Review: Worms: Crazy Golf

November 10, 2011, Author: James Joell-Ireland

Would you associate a couple of worms with golf? Not unless their guts ended up on the bottom of your driver! The only other association I could make is Tiger Woods, because rumour has it, the woman he cheated with had worms, crabs and other horrible creatures living in her… Eugh! I’ll stop there.

When I first heard the announcement that Team 17 were working on a Worms game that did not actually follow the tried and tested formula, I was a little concerned. Could this be the start of more franchising of the series; what next? Worms Pinball? To my amazement, that has already been done.

So, is the Worms’ venture into Crazy Golf a standard spin-off with no quality, or does it have potential. Let’s give this game a swing!

From the fairway to the coffin!
Tasked with a small number of clubs, it is your duty as a worm to beat your opponents in a standard match play scenario. The career mode itself is based over three of the game’s courses, which each have 18 holes.

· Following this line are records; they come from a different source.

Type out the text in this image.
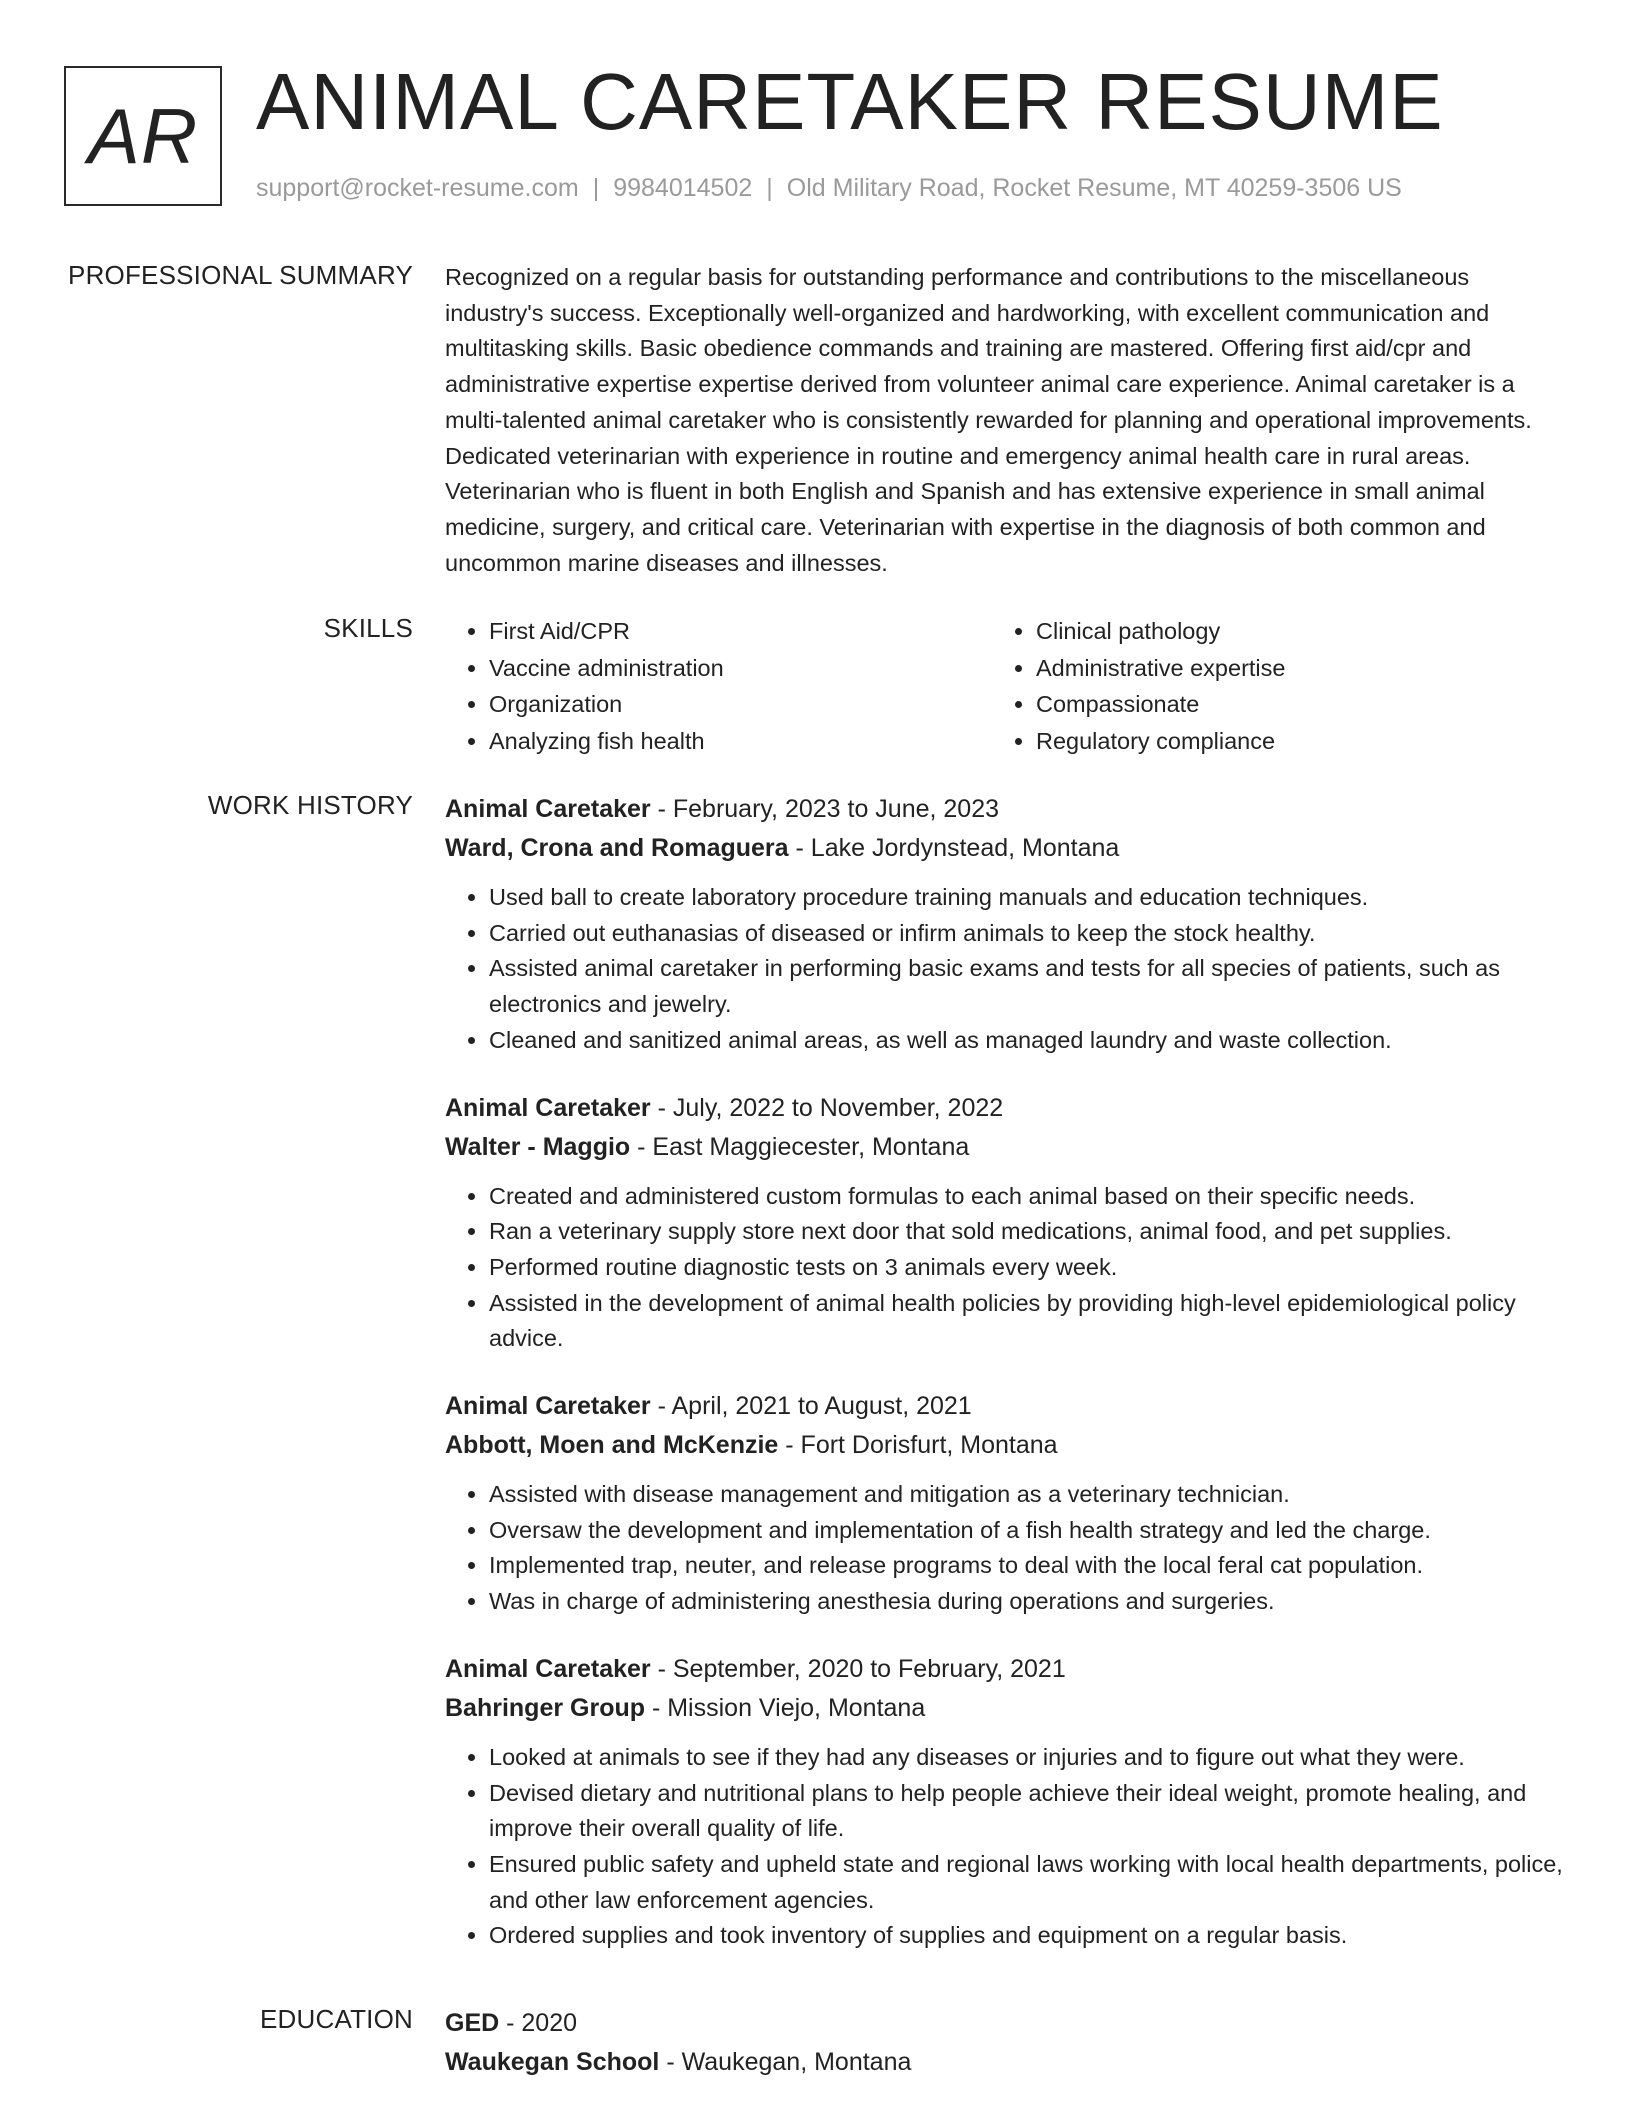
AR ANIMAL CARETAKER RESUME
support@rocket-resume.com | 9984014502 | Old Military Road, Rocket Resume, MT 40259-3506 US
PROFESSIONAL SUMMARY Recognized on a regular basis for outstanding performance and contributions to the miscellaneous industry's success. Exceptionally well-organized and hardworking, with excellent communication and multitasking skills. Basic obedience commands and training are mastered. Offering first aid/cpr and administrative expertise expertise derived from volunteer animal care experience. Animal caretaker is a multi-talented animal caretaker who is consistently rewarded for planning and operational improvements. Dedicated veterinarian with experience in routine and emergency animal health care in rural areas. Veterinarian who is fluent in both English and Spanish and has extensive experience in small animal medicine, surgery, and critical care. Veterinarian with expertise in the diagnosis of both common and uncommon marine diseases and illnesses.

SKILLS
•	First Aid/CPR
• Vaccine administration
• Organization
• Analyzing fish health
• Clinical pathology
• Administrative expertise
• Compassionate
• Regulatory compliance
WORK HISTORY Animal Caretaker - February, 2023 to June, 2023
Ward, Crona and Romaguera - Lake Jordynstead, Montana
• Used ball to create laboratory procedure training manuals and education techniques.
• Carried out euthanasias of diseased or infirm animals to keep the stock healthy.
• Assisted animal caretaker in performing basic exams and tests for all species of patients, such as electronics and jewelry.
• Cleaned and sanitized animal areas, as well as managed laundry and waste collection.
Animal Caretaker - July, 2022 to November, 2022
Walter - Maggio - East Maggiecester, Montana
• Created and administered custom formulas to each animal based on their specific needs.
• Ran a veterinary supply store next door that sold medications, animal food, and pet supplies.
• Performed routine diagnostic tests on 3 animals every week.
• Assisted in the development of animal health policies by providing high-level epidemiological policy advice.
Animal Caretaker - April, 2021 to August, 2021
Abbott, Moen and McKenzie - Fort Dorisfurt, Montana
• Assisted with disease management and mitigation as a veterinary technician.
• Oversaw the development and implementation of a fish health strategy and led the charge.
• Implemented trap, neuter, and release programs to deal with the local feral cat population.
• Was in charge of administering anesthesia during operations and surgeries.
Animal Caretaker - September, 2020 to February, 2021
Bahringer Group - Mission Viejo, Montana
• Looked at animals to see if they had any diseases or injuries and to figure out what they were.
• Devised dietary and nutritional plans to help people achieve their ideal weight, promote healing, and improve their overall quality of life.
• Ensured public safety and upheld state and regional laws working with local health departments, police, and other law enforcement agencies.
• Ordered supplies and took inventory of supplies and equipment on a regular basis.
EDUCATION GED - 2020
Waukegan School - Waukegan, Montana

These courses also have stop-gap challenges from the other game modes found in the game.

Oddly, Worms: Crazy Golf does not run on an average par over the 18 holes, you actually need to hit par or better to progress through the course. The better the score per hole, the better score you get and ratings per hole. For those a fan of PSN trophies, they are easy to get on this game.

2D Golf?
So, what actually makes this game different from other non-realistic golfing titles, such as Golf: Tee It Up and Everybody’s Golf? Well, first it uses the classic 2D worms perspective, so already, visually it is a massive difference.

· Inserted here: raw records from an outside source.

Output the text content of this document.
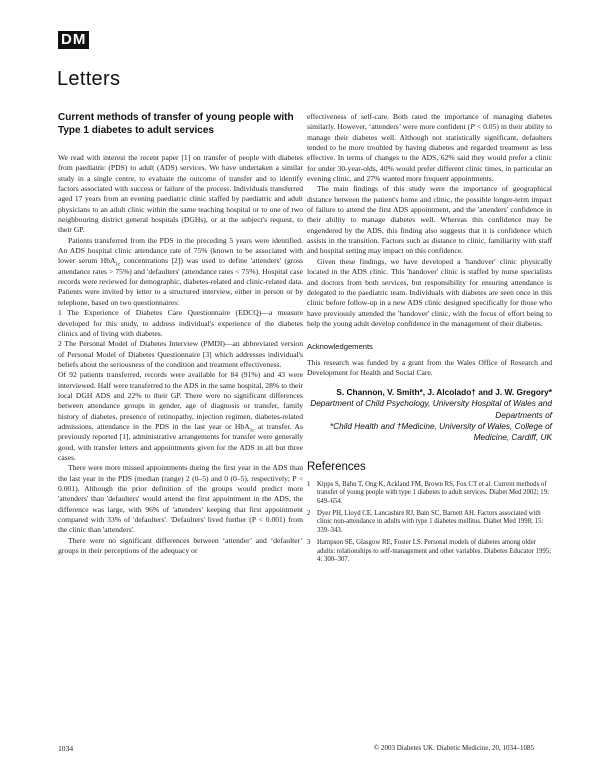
DM
Letters
Current methods of transfer of young people with Type 1 diabetes to adult services

We read with interest the recent paper [1] on transfer of people with diabetes from paediatric (PDS) to adult (ADS) services. We have undertaken a similar study in a single centre, to evaluate the outcome of transfer and to identify factors associated with success or failure of the process. Individuals transferred aged 17 years from an evening paediatric clinic staffed by paediatric and adult physicians to an adult clinic within the same teaching hospital or to one of two neighbouring district general hospitals (DGHs), or at the subject's request, to their GP.

Patients transferred from the PDS in the preceding 5 years were identified. An ADS hospital clinic attendance rate of 75% (known to be associated with lower serum HbA$_{1c}$ concentrations [2]) was used to define 'attenders' (gross attendance rates > 75%) and 'defaulters' (attendance rates < 75%). Hospital case records were reviewed for demographic, diabetes-related and clinic-related data. Patients were invited by letter to a structured interview, either in person or by telephone, based on two questionnaires:

1 The Experience of Diabetes Care Questionnaire (EDCQ)—a measure developed for this study, to address individual's experience of the diabetes clinics and of living with diabetes.

2 The Personal Model of Diabetes Interview (PMDI)—an abbreviated version of Personal Model of Diabetes Questionnaire [3] which addresses individual's beliefs about the seriousness of the condition and treatment effectiveness.

Of 92 patients transferred, records were available for 84 (91%) and 43 were interviewed. Half were transferred to the ADS in the same hospital, 28% to their local DGH ADS and 22% to their GP. There were no significant differences between attendance groups in gender, age of diagnosis or transfer, family history of diabetes, presence of retinopathy, injection regimen, diabetes-related admissions, attendance in the PDS in the last year or HbA$_{1c}$ at transfer. As previously reported [1], administrative arrangements for transfer were generally good, with transfer letters and appointments given for the ADS in all but three cases.

There were more missed appointments during the first year in the ADS than the last year in the PDS (median (range) 2 (0–5) and 0 (0–5), respectively; P < 0.001). Although the prior definition of the groups would predict more 'attenders' than 'defaulters' would attend the first appointment in the ADS, the difference was large, with 96% of 'attenders' keeping that first appointment compared with 33% of 'defaulters'. 'Defaulters' lived further (P < 0.001) from the clinic than 'attenders'.

There were no significant differences between ‘attender’ and ‘defaulter’ groups in their perceptions of the adequacy or

effectiveness of self-care. Both rated the importance of managing diabetes similarly. However, ‘attenders’ were more confident (P < 0.05) in their ability to manage their diabetes well. Although not statistically significant, defaulters tended to be more troubled by having diabetes and regarded treatment as less effective. In terms of changes to the ADS, 62% said they would prefer a clinic for under 30-year-olds, 40% would prefer different clinic times, in particular an evening clinic, and 27% wanted more frequent appointments.

The main findings of this study were the importance of geographical distance between the patient's home and clinic, the possible longer-term impact of failure to attend the first ADS appointment, and the 'attenders' confidence in their ability to manage diabetes well. Whereas this confidence may be engendered by the ADS, this finding also suggests that it is confidence which assists in the transition. Factors such as distance to clinic, familiarity with staff and hospital setting may impact on this confidence.

Given these findings, we have developed a 'handover' clinic physically located in the ADS clinic. This 'handover' clinic is staffed by nurse specialists and doctors from both services, but responsibility for ensuring attendance is delegated to the paediatric team. Individuals with diabetes are seen once in this clinic before follow-up in a new ADS clinic designed specifically for those who have previously attended the 'handover' clinic, with the focus of effort being to help the young adult develop confidence in the management of their diabetes.

Acknowledgements

This research was funded by a grant from the Wales Office of Research and Development for Health and Social Care.

S. Channon, V. Smith*, J. Alcolado† and J. W. Gregory*
Department of Child Psychology, University Hospital of Wales and Departments of
*Child Health and †Medicine, University of Wales, College of Medicine, Cardiff, UK
References
1 Kipps S, Bahu T, Ong K, Ackland FM, Brown RS, Fox CT et al. Current methods of transfer of young people with type 1 diabetes to adult services. Diabet Med 2002; 19: 649–654.
2 Dyer PH, Lloyd CE, Lancashire RJ, Bain SC, Barnett AH. Factors associated with clinic non-attendance in adults with type 1 diabetes mellitus. Diabet Med 1998; 15: 339–343.
3 Hampson SE, Glasgow RE, Foster LS. Personal models of diabetes among older adults: relationships to self-management and other variables. Diabetes Educator 1995; 4: 300–307.
1034	© 2003 Diabetes UK. Diabetic Medicine, 20, 1034–1085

Then we have the power-ups available to you. A ball that gives you extreme power, parachute attachments, bouncing balls (a free DLC download, which also includes a new course at no cost), heavy ball and time slowdown are just a few of the power-ups you can expect to use. Just don’t expect to see them available to you straight away; you have to unlock them playing career mode.

Don't be deceived by the green pastures, this is a tough course!

What also makes Worms: Crazy Golf different to other golf games out there, are the cross-course variables. Teleportation devices, cannons to shoot from, extreme wind and moving obstacles all will help aid or hinder your score.

There are some instant similarities between this game and the classic worms title. The power meter feels exactly at home and if you hit spectator worms they actually die, Thing is, when these worms die, they explode and can kick your ball closer to the pin, getting a hole in one using that method is ultimately satisfying!

If getting a par or better isn’t your bag, then expect the many challenge modes to keep you interested. While heartbreaking for the Welsh contingency, you can actually kill sheep! Nice! You can have a blast at chip-in challenges, target practice and attempt to keep your ball moving as much as possible in ‘keepie ups’; which uses the classic mine weapon in the traditional games but this time to your aid.

Mix the career mode, challenges, level bonuses and unlockable items and the replay value is clear as day.

A lesson in colour
If Team 17 have done anything to make you want to buy this game, it certainly is with their work on the graphics. The courses are beautiful, while also fitting, and while textures are limited, they are undoubtedly sharp. It has a high quality gloss about it that cannot be faulted.

From a carnival, graveyard, desert and farmland, each course differs immensely and helps serve up a new experience every 18 holes.

Characters are nicely animated, whether it be the sheep losing its wool every time it gets hit with a ball, the landscape of the courses, or even the spectators dying when they get hit. Boom! Another gravestone created.

All those token sounds, rekindled
I said that the game draws reference to the original worms games, and it does, From its uniformed art style straight through to the game’s sound, fans of Worms will be instantly drawn to this game.

Squeaky phrases such as ‘Kamikaze!’ and ‘Stupid!’ bring back the familiarity we loved about the original game. Power-ups have satisfying sound-bytes and the BGM for each course is fitting throughout. Nothing irritates here and nothing feels out-of-place.

It’s local or be vocal…
Perhaps the biggest surprise to Worms Crazy Golf for me, was the lack of online multiplayer. The absence of this could only have been a decision made due to time constraints, as there is little rationale behind not considering it at all. So, for all things multiplayer (with the exception of a leader board system) you’re restricted to hot-seat multiplayer. Two of you take turns on a standardised course of your choice, and it is very much a shot by shot affair, however, you’ll have access to all the courses from the beginning and power-ups that are necessary to complete the course.

Arnold Palmer woz 'ere

It is fun though, watching your opponent fall by the wayside as you sink that magical eagle. It adds to a rather satisfying experience; albeit when you are social enough to invite friends over. No other multiplayer game modes are available, though the scope to add more via DLC is most certainly there.

Fan pressure could possibly see the addition of online multiplayer, but don’t hold your breath.

The Eagle has landed
Worms: Crazy Golf is certainly no cheap cash in. It is a title that packs much value for money and is damn slick throughout every aspect of the game; I couldn’t find any annoyances at all.

It is fun to play and the par criteria system in career mode means you have to work hard to complete the game’s challenging courses. It’s most certainly worth a swing of your debit card at £6.29. Bargain!